Nella sentenza – sempre citando le conclusioni del medico legale – si riporta come nel vaccino vi sarebbe “una specifica idoneità lesiva per il disturbo autistico, la cui portata, teoricamente piccola se calcolata in base alla sperimentazione clinica pre-autorizzazione”, sarebbe in realtà “sottostimata, per l’esistenza, recentemente confermata dall’autorità sanitaria australiana, di lotti del vaccino contenente un disinfettante a base di mercurio, oggi ufficialmente bandito per via della comprovata neurotossicità”.
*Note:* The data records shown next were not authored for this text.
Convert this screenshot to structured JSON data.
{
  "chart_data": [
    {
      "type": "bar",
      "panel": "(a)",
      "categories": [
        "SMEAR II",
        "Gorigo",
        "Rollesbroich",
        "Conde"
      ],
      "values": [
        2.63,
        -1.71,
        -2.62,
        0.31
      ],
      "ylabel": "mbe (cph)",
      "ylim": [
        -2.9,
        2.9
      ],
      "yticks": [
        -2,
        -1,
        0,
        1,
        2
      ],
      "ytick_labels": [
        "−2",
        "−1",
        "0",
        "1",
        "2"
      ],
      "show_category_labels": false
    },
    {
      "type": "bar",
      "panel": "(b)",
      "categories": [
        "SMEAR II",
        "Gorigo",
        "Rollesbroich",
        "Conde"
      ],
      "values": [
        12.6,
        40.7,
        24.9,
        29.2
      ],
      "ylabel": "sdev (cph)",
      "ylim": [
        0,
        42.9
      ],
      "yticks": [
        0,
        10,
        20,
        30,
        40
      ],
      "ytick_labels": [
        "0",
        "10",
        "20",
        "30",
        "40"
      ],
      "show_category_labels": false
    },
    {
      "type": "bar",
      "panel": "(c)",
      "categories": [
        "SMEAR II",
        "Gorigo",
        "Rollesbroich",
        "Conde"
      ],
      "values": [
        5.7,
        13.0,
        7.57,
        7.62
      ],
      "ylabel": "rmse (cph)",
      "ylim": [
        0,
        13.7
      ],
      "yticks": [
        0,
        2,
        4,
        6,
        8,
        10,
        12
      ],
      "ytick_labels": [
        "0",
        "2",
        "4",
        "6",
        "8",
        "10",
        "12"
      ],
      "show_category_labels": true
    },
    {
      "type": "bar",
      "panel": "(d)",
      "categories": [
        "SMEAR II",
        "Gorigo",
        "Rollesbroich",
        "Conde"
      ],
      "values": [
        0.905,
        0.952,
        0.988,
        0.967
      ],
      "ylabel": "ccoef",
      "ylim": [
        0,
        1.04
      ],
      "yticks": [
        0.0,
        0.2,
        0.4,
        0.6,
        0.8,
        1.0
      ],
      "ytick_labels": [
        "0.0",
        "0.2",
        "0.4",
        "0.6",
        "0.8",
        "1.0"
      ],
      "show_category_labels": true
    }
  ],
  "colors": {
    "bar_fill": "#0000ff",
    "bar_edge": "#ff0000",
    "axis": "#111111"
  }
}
(2014) Court of Milan: Autistic child because of the vaccine
Hexavalent vaccine, “causal link with autism”. compensation for 9-Year-olds
The Ministry of health will have to pay a bi-monthly check for the whole life to a child suffering from autism, which in 2006 was injected with the hexavalent vaccine produced by the multinational glaxosmithkline
And again, citing the expert’s report, Alberto Tornatore appointed by the court: ” it is likely that the child’s autistic disorder has been concausato, based on a polymorphism which made it susceptible to the toxicity of one or more ingredients (or pollutants), From vaccine infanrix hexa sk “.
In the 18 pages of the medical examiner’s report, reference is made to ” a powerful confidential document of glaxosmithkline ” on ” So-called side effects of vaccine infanrix hexa sk in the course of pre-authorisation clinical trials or later, between October 2009 And the same month 2011 “. in particular – as the expert writes – there would be ” five cases of autism reported during the trials, but remained unlisted, i.e. omitted from the list of adverse effects submitted to the health authorities for the marketing authorisation “.
In the judgment – always referring to the findings of the medical examiner – it is reported as in the vaccine there is “a specific suitability for autistic disorder, the extent of which is theoretically small if calculated on the basis of pre-authorisation clinical trials”, ‘underestimated, for the existence, recently confirmed by the Australian Health Authority, of batches of the vaccine containing a mercury-based disinfectant, which is now officially banned because of the proven neurotoxicity.’
VAXXED TV – VaxXed Stories: Dr. Suzanne Humphries Notices Vaccine Prescribed In Her Name
Dr. Suzanne Humphries discusses when she noticed a vaccine prescribed in her name without her permission.